Ethiopia held nationwide elections for local offices in the kebele and woreda assemblies on 13 and 20 April 2008. By-elections were also held for seats in the Addis Ababa City Council, and in the national and regional parliaments that were vacant due to the Coalition for Unity and Democracy's (CUD) refusal to participate at the same time. By law, the local elections were supposed to be held as part of the 2005 general elections, but due to the resulting unrest they were postponed.

== Background ==
This election was important for the victors would control the local government structures, the kebeles and woredas, which are the key institutions for controlling local communities and are the main service providers. "For members of the local councils," writes Aalen and Tronvoll, "re-election is a matter of keeping their daily bread; and for new candidates, membership in one of the councils is viewed as a way of getting access to scarce state resources."

While the international community was a significant player in the 2005 elections, in this election they were on the sidelines. In a letter sent to a group of nations providing foreign aid to Ethiopia, of 26 December 2007, three party leaders -- Beyene Petros (United Ethiopian Democratic Forces), Temesken Zewdie (CUD), and Bulcha Demeksa (Oromo Federalist Democratic Movement) -- desperately pleaded for their intervention: "We are drawing your attention to this critical matter of election observing because we are afraid that the manner in which the NEB is currently running the process leading up to the elections is predictably a way to a non-consensual election outcome." Possible pressure by donor countries on the Ethiopian government was neutralized by the desire to fulfill the Millennium Development Goals, a fact which the government knows well. When a group of donor countries tried to play hard-ball with Prime Minister Meles Zenawi and suspended money payments in the aftermath of the 2005 election, he calmly told them to pack up and go home if they were not interested in supporting the development of the country. "After a few weeks," notes Aalen and Tronvoll, "all donor countries caved in and resumed full development assistance to the country."

== Results ==
The ruling party, the Ethiopian People's Revolutionary Democratic Front (EPRDF), regained control of the Addis Ababa city council, and won all but one of the 39 parliamentary by-elections. In local elections, the EPRDF won more than 3.5 million of the 3.6 million open seats. The National Elections Board of Ethiopia reported the turnout was 93% of eligible voters.

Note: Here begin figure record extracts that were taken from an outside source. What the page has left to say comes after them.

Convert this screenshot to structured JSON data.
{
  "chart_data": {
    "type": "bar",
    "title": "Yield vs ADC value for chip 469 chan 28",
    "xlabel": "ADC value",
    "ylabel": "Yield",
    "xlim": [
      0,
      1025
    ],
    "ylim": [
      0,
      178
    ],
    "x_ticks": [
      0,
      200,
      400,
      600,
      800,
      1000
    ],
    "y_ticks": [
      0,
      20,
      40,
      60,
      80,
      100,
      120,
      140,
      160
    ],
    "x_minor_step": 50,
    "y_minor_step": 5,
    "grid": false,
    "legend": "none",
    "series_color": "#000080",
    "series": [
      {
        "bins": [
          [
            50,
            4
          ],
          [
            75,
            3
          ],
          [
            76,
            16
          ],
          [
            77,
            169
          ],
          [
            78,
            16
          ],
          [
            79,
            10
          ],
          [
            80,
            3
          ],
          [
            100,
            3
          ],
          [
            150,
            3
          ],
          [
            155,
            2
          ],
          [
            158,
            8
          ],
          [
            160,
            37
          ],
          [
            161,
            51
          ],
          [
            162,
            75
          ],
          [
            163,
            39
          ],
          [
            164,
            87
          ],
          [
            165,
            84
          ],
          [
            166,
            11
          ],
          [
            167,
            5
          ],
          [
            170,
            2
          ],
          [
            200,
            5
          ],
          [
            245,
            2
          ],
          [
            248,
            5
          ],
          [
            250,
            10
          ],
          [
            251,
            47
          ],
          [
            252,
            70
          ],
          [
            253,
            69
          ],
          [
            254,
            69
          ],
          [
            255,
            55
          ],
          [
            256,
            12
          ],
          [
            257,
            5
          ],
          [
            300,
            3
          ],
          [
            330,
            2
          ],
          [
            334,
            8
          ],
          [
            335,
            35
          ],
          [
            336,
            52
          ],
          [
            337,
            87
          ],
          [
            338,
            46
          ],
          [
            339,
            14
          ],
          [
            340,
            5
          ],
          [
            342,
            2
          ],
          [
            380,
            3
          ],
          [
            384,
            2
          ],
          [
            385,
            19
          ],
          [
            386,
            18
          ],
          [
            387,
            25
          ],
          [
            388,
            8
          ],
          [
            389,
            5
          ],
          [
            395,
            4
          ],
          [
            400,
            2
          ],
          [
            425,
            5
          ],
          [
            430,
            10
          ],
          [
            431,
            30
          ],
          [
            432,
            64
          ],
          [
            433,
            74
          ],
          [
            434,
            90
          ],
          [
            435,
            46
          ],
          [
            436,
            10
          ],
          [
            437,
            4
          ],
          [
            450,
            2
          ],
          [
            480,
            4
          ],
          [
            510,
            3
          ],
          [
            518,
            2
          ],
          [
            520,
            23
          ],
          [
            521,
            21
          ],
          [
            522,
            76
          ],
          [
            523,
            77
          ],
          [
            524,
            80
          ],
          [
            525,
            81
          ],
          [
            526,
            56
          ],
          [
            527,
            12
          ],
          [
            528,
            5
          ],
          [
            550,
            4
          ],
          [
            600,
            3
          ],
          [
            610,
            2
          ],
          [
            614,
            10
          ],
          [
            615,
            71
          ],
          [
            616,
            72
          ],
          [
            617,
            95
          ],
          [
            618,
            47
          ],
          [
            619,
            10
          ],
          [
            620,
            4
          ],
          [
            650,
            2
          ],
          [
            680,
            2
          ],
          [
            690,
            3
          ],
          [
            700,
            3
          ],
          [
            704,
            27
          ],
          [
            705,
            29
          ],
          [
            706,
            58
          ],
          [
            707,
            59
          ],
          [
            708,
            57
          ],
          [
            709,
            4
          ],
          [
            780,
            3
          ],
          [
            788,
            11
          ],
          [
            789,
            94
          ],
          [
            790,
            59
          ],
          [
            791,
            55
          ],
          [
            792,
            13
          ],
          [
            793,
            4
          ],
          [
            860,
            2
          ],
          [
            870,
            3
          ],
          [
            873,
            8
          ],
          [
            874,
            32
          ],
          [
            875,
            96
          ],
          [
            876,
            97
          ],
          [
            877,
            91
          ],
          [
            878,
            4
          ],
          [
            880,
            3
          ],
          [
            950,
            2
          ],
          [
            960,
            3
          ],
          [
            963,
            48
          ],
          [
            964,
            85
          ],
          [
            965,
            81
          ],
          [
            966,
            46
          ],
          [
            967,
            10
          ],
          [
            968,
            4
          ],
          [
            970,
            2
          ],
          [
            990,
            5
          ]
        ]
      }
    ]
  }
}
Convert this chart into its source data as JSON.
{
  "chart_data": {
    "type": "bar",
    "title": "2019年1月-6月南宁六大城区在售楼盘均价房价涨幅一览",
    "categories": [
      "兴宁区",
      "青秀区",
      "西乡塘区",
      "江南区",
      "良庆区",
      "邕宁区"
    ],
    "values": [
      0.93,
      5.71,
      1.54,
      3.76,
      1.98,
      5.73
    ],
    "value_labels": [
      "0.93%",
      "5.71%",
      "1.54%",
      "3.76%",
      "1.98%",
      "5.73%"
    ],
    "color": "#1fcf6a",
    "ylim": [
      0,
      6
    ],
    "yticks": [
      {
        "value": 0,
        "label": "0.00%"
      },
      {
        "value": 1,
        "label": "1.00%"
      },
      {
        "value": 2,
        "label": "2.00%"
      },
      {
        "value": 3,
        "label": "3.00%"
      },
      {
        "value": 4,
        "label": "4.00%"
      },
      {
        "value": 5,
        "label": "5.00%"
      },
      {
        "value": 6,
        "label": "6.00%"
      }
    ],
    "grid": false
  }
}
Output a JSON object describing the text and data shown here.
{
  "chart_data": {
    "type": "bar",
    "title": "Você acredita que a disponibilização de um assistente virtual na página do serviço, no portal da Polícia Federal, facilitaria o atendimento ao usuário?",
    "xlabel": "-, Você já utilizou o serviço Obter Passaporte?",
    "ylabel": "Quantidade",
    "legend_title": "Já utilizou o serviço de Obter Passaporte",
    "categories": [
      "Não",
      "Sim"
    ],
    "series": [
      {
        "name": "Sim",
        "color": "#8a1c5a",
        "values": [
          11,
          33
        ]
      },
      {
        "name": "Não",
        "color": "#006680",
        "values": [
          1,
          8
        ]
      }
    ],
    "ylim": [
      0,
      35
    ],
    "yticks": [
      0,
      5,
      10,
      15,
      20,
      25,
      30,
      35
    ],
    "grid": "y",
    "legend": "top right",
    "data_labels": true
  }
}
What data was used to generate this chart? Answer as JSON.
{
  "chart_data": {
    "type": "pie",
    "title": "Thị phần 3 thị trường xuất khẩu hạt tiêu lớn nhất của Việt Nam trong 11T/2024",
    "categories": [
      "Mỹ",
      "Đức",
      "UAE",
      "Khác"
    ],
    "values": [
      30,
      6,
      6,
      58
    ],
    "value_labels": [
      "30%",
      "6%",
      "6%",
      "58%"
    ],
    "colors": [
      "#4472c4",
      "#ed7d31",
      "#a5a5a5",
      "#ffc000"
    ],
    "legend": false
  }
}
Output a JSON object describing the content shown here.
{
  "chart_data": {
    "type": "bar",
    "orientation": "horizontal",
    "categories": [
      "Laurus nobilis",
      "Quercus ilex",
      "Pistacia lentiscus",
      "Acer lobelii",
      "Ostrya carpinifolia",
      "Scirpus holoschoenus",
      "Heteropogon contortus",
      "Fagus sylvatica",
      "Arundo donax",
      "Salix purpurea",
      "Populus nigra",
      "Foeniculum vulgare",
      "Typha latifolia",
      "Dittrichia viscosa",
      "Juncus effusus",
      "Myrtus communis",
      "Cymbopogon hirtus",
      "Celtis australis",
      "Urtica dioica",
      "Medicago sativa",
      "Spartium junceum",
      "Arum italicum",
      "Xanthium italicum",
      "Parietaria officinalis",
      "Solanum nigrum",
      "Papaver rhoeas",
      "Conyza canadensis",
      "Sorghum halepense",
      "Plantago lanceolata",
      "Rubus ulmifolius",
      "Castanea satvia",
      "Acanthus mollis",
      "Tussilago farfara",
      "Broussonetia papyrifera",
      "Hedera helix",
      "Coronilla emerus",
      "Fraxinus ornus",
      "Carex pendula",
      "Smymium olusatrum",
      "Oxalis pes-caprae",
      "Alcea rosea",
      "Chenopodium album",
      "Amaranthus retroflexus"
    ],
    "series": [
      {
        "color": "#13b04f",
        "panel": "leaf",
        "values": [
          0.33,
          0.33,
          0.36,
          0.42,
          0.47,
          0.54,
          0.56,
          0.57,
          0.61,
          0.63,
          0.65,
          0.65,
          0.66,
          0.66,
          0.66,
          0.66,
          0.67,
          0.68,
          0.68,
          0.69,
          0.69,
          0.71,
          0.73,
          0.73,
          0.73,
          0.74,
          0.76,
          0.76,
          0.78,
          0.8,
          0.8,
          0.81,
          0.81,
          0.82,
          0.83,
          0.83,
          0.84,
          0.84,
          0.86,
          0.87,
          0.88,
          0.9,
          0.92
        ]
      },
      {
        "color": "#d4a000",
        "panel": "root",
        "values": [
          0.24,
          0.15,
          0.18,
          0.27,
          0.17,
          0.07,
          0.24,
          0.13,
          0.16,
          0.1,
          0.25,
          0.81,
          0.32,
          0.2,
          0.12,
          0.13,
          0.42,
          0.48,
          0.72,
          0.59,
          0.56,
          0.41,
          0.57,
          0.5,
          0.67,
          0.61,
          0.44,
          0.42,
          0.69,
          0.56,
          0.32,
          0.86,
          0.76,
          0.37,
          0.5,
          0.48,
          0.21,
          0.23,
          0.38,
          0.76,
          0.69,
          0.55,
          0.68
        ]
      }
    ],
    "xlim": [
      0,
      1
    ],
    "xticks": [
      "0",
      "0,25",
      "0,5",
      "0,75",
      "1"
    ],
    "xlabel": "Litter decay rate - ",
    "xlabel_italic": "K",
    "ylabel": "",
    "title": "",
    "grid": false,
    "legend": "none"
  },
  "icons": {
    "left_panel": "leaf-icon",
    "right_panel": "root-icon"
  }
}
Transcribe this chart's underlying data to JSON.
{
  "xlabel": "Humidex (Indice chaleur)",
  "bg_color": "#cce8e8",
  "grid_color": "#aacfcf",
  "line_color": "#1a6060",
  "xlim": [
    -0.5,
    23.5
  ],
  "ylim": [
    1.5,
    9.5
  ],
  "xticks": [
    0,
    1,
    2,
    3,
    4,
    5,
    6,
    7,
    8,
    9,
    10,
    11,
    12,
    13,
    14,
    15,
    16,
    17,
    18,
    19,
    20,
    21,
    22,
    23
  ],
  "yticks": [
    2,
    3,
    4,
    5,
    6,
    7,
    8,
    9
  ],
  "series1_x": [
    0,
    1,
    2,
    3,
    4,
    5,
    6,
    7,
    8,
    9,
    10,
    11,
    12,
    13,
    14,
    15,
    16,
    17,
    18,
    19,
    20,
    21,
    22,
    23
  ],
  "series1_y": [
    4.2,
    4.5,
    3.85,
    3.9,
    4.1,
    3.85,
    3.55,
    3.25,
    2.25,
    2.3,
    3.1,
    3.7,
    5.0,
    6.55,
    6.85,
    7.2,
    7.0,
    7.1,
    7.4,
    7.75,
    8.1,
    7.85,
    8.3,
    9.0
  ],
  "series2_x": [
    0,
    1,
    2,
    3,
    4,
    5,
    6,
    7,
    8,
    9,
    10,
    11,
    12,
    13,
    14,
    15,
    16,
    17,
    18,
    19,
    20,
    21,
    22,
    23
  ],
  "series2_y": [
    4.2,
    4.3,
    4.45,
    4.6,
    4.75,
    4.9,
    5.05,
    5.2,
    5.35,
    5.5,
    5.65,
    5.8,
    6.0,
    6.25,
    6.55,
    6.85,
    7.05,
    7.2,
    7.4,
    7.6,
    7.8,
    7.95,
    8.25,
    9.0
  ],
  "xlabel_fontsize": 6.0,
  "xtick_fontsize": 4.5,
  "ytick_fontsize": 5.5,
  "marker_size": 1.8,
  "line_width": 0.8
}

Although this was the first election in Ethiopia since the tumultuous 2005 general election, several opposition parties sat out the election. Bulcha Demeksa, said his party had only been able to put forward 2% of the 6,000 candidates it wanted to because they had been threatened by government supporters. Likewise, another opposition party, the United Ethiopian Democratic Forces said that of its 20,000 candidates who attempted to register, only 10,000 succeeded, and only 6,000 of those actually had their names placed on the lists at polling stations.